There were no aunts. Uncles. Cousins.

My dad had girlfriends sometimes. Though I rarely met them, and he wasn’t ever serious enough with any of them to have her celebrate holidays with us. It was always just the two of us. All we had was each other. No way on God’s green earth would I let my father—my best friend—sit in our small house on a holiday on his own. I made it every year. Thanksgiving. Then Christmas. Most years he footed the bill for my tickets since my funds were next to nothing and my priorities were totally fucked up. Not a huge amount had changed. But I was much too old to continue this way.

“Dad, you’re not buying my plane ticket,” I protested. “I’m a grown woman. I earn good money now. If anything, I should be paying for a ticket for you to come and visit me.”

In all the years that I’d lived here, my father had come only once, when I’d had appendicitis and had to have surgery. He’d made the flight immediately and stayed for a week to make sure I was okay. He had also paid for the hotel room I stayed in after I was discharged because of the tiny, terrible apartment I’d shared with three other girls at the time.

He was not a fan of the city. My father had traveled before I was born, when he was on the boxing circuit, so he was well traveled, especially for a boy from a small town in Missouri. But he liked a slow paced life. Hated L.A., the people in it and practically everything the city stood for.

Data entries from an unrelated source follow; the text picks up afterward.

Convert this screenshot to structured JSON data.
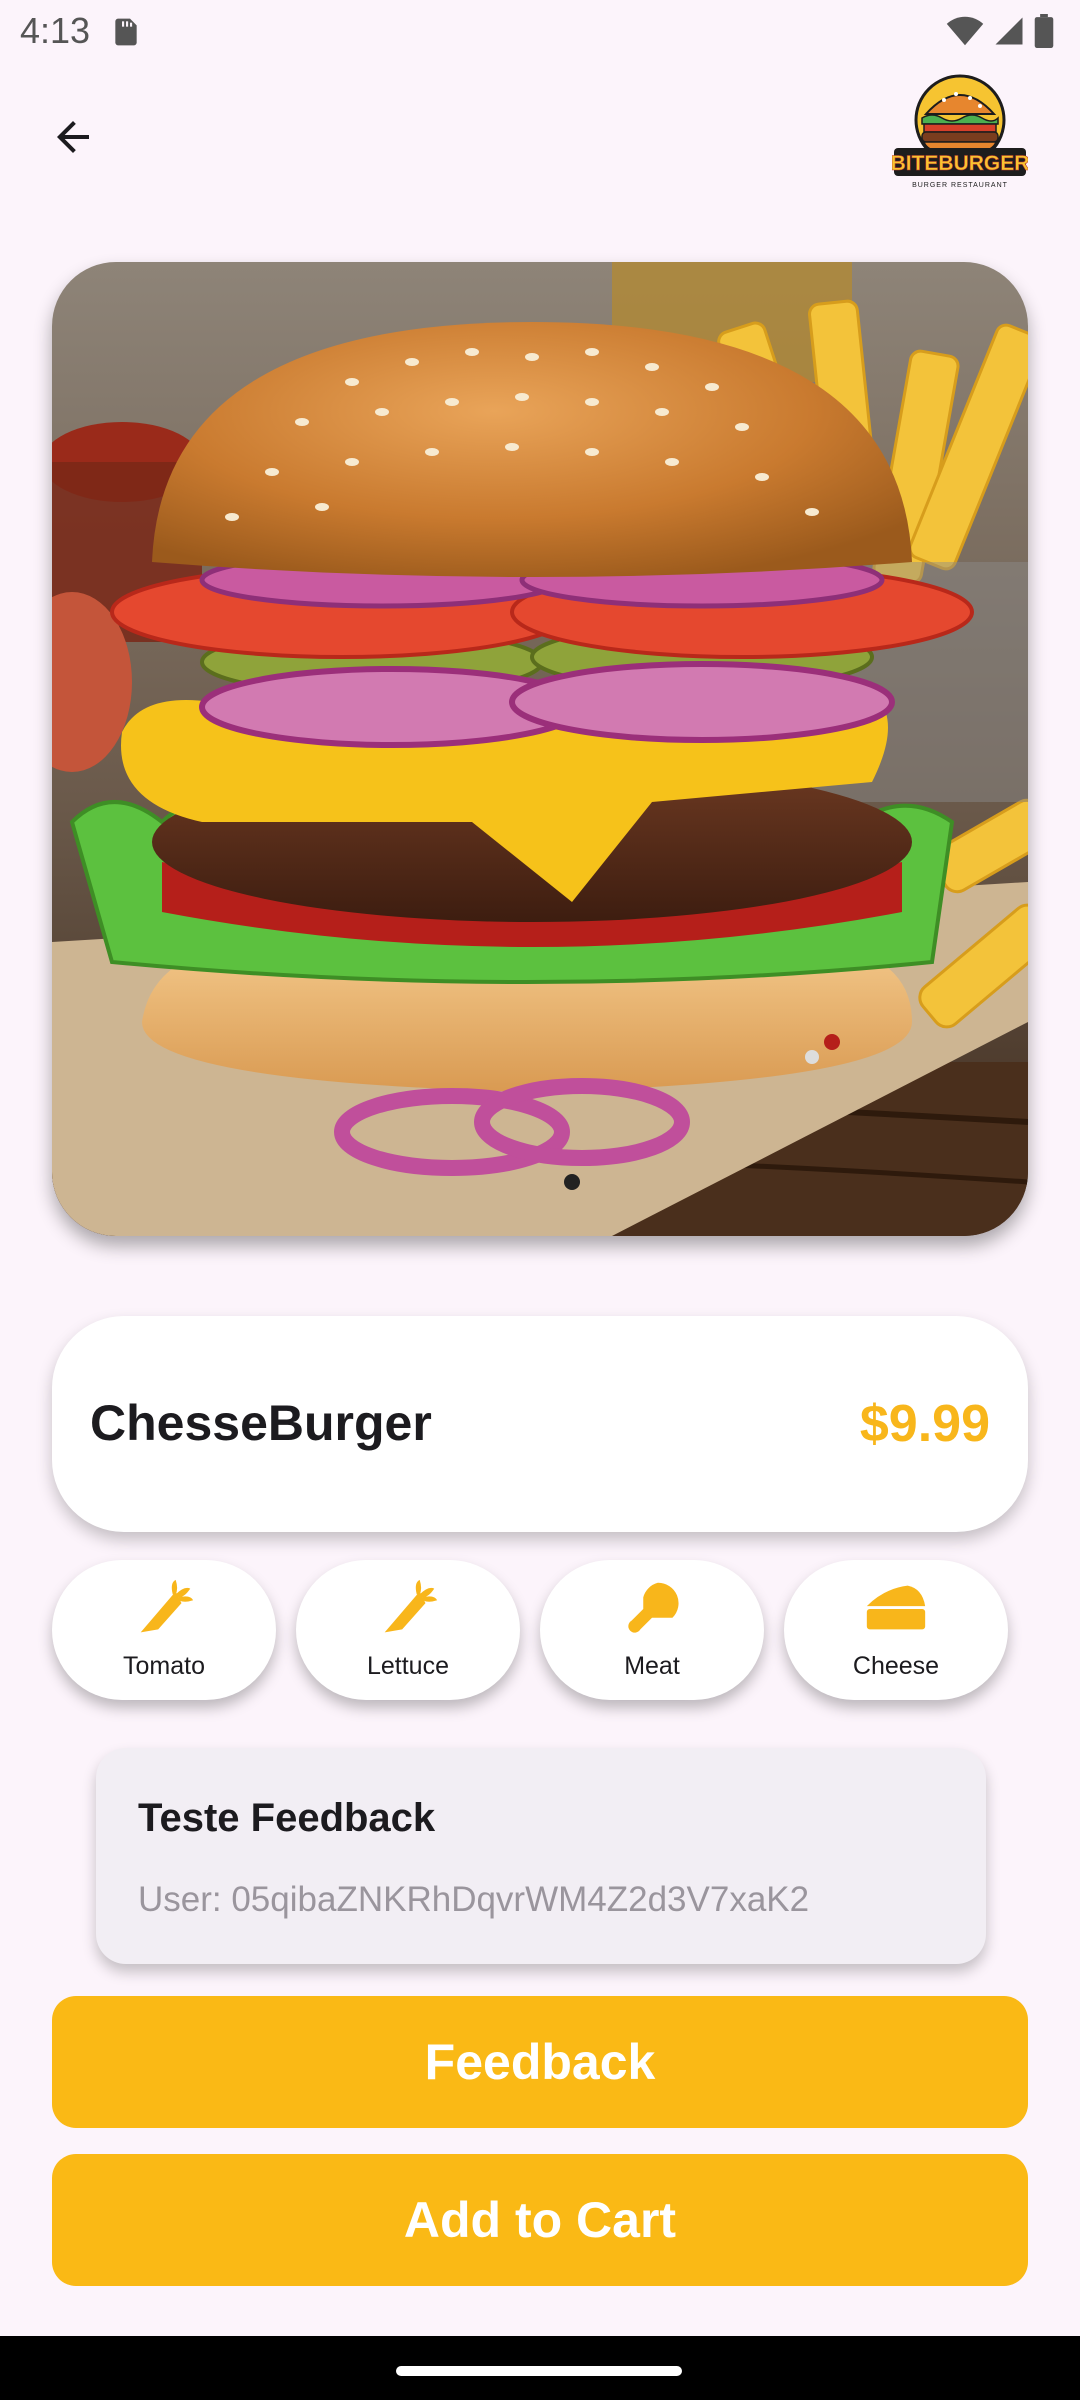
{
  "status_bar": {
    "time": "4:13"
  },
  "header": {
    "logo_text": "BITEBURGER",
    "logo_tagline": "BURGER RESTAURANT"
  },
  "product": {
    "name": "ChesseBurger",
    "price": "$9.99"
  },
  "ingredients": [
    {
      "label": "Tomato",
      "icon": "carrot-icon"
    },
    {
      "label": "Lettuce",
      "icon": "carrot-icon"
    },
    {
      "label": "Meat",
      "icon": "drumstick-icon"
    },
    {
      "label": "Cheese",
      "icon": "cheese-icon"
    }
  ],
  "feedback": {
    "title": "Teste Feedback",
    "user": "User: 05qibaZNKRhDqvrWM4Z2d3V7xaK2"
  },
  "buttons": {
    "feedback": "Feedback",
    "add_to_cart": "Add to Cart"
  },
  "colors": {
    "accent": "#fab915",
    "price": "#f8b61b",
    "background": "#fcf4fb"
  }
}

“Sweetheart, that’s not how this works,” Dad replied. “Plus, I’ve already booked your ticket online. Your old dad can figure out the internet. No arguing.”

I smiled, a pang in my stomach at how much I missed my father. Then another pang at the fact I was a terribly irresponsible adult whose father still bought her plane tickets. The ones she then upgraded to first class because she’d turned herself in to a total princess who couldn’t tolerate a sweaty stranger’s arm brushing up against her on a five-hour flight.

“I’m not arguing,” I sighed. “I’m really looking forward to seeing you.” My voice shook ever so slightly.